Sanders repeatedly has described tackling income inequality as the hallmark of his campaign. He also has vowed to break up big banks, cap credit card rates at 15 percent and limit ways some in the financial industry have been able to monetarily benefit from taxpayer bailouts.
Trump, meanwhile, takes the opposite tack. Trump says dismantling the Dodd-Frank financial regulatory overhaul would be one of his top priorities. He’s also said he’d boot out Federal Reserve Chairwoman Janet Yellen.
While the candidates push for more economic changes, there are bright spots.
When President Obama took office, the economy was losing 800,000 jobs a month. The unemployment rate has since fallen dramatically, from 10 percent to 5 percent. During Obama’s two terms, the private sector has added jobs for 73 straight months.
Still, hard economic realities face the country, putting pressure on the next Oval Office occupant to engineer a jump-start.
The economy grew at its weakest quarterly pace in two years between January and March -- 0.5 percent -- as consumers spent cautiously. Businesses cut back on investments to levels not seen since the financial crisis of 2008. And there was a massive stock market sell-off at the start of the year which eroded consumer confidence.
And while the budget deficit -- the federal government's annual shortfall -- has shrunk by nearly $1 trillion, Washington continues to spend far more than it earns, swelling the national debt beyond $19 trillion. It's a factor that could increasingly limit the government's ability to spend its way out of an economic downturn.

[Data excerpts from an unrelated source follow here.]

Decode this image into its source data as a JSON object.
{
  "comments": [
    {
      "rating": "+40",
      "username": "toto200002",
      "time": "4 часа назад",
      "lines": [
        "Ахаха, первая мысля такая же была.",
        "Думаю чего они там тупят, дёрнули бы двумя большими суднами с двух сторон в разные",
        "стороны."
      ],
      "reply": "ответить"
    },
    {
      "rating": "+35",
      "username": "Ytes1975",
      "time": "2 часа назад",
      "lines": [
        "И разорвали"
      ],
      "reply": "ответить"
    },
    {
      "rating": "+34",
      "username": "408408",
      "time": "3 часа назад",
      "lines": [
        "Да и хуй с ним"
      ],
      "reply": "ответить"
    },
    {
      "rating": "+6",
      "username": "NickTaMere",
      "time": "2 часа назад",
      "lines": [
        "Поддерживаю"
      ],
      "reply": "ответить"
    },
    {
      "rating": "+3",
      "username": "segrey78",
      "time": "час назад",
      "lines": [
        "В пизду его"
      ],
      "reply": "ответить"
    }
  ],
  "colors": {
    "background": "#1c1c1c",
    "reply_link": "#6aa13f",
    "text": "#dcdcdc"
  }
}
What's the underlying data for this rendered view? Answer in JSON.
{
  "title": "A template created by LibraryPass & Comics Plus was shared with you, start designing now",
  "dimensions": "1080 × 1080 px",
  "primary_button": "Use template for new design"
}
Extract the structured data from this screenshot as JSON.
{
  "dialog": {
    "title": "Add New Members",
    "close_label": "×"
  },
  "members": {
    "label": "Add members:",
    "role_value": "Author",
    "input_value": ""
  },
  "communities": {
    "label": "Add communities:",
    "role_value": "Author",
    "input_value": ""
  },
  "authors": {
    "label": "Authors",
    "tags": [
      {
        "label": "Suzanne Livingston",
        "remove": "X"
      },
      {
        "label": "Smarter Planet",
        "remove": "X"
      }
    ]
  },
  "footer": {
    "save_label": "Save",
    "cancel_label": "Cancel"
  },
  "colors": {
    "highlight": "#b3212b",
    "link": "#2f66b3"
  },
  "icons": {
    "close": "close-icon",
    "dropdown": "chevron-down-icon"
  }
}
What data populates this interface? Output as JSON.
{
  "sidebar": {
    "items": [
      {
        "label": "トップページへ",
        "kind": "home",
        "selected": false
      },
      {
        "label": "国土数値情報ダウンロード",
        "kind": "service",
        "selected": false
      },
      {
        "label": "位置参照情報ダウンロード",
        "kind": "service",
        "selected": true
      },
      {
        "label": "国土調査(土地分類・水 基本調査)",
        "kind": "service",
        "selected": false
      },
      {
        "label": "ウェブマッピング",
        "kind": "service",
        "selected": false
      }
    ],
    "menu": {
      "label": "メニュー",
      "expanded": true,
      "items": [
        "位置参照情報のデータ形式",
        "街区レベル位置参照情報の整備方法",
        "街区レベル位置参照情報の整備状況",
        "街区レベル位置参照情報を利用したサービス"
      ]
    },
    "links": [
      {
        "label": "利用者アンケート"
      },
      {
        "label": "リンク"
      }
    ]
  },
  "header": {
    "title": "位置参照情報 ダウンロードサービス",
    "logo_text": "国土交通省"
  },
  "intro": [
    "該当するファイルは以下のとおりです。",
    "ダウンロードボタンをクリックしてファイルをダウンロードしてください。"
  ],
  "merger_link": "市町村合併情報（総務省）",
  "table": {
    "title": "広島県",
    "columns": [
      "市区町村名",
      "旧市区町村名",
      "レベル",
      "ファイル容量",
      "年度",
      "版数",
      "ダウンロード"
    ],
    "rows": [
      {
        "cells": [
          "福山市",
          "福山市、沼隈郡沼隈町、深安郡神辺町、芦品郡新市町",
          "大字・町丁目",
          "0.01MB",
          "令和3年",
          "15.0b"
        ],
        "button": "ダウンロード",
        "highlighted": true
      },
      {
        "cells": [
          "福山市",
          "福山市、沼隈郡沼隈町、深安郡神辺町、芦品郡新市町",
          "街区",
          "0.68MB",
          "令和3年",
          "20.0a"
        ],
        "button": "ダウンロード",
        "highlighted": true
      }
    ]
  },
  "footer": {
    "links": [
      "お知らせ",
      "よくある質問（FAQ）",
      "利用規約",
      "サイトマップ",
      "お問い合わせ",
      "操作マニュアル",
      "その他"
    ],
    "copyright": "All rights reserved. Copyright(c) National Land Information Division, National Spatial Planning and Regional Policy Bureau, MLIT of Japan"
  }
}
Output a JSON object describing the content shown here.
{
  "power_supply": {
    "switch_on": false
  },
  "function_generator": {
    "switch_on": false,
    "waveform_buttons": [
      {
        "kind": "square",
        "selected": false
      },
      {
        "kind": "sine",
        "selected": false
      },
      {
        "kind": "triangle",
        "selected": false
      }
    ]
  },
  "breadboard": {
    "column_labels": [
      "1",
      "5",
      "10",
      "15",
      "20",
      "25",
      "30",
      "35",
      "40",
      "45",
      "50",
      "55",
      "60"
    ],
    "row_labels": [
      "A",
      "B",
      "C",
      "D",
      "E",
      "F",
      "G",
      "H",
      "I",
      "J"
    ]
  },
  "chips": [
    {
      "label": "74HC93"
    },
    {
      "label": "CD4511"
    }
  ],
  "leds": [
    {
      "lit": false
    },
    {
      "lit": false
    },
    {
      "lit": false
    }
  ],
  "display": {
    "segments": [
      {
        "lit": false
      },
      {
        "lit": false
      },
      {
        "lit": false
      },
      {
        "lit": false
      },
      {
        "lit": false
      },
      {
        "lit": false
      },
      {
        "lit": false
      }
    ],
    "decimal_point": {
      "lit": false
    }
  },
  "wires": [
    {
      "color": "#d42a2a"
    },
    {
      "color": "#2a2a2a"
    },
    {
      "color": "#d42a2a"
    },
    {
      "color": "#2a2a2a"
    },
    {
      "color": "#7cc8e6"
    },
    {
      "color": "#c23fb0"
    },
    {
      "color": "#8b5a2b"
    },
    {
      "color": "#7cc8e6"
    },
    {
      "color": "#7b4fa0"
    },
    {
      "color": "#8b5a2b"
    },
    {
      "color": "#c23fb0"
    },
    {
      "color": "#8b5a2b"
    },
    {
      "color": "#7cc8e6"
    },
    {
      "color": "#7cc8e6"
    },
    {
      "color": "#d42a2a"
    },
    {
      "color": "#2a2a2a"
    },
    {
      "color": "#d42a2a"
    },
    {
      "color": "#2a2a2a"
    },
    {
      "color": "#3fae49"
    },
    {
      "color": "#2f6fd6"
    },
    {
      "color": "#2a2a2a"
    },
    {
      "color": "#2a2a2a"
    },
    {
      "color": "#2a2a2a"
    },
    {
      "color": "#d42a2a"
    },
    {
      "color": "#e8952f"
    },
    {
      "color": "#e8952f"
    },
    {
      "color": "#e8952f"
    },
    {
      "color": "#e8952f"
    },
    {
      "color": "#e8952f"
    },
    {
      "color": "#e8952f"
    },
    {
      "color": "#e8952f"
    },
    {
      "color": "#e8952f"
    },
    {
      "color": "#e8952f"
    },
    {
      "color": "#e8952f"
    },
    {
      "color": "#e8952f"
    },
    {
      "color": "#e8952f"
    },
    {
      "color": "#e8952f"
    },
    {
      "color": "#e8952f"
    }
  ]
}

Should the country find itself in another recession, James Pethokoukis, an expert at the conservative American Enterprise Institute, says a Trump response would likely be based on a “truly massive tax cut” -- and more.
“He also likes to do infrastructure. Fantastic, he can throw in some infrastructure in there as well. Doesn’t care about the debt? Who cares? Fine. So we have a massive tax cut, maybe massive infrastructure spending,” Pethokoukis said. “A Donald Trump presidency during a recession – assuming that his trade conflict doesn’t cause the recession – might just be like the Democratic dream president.”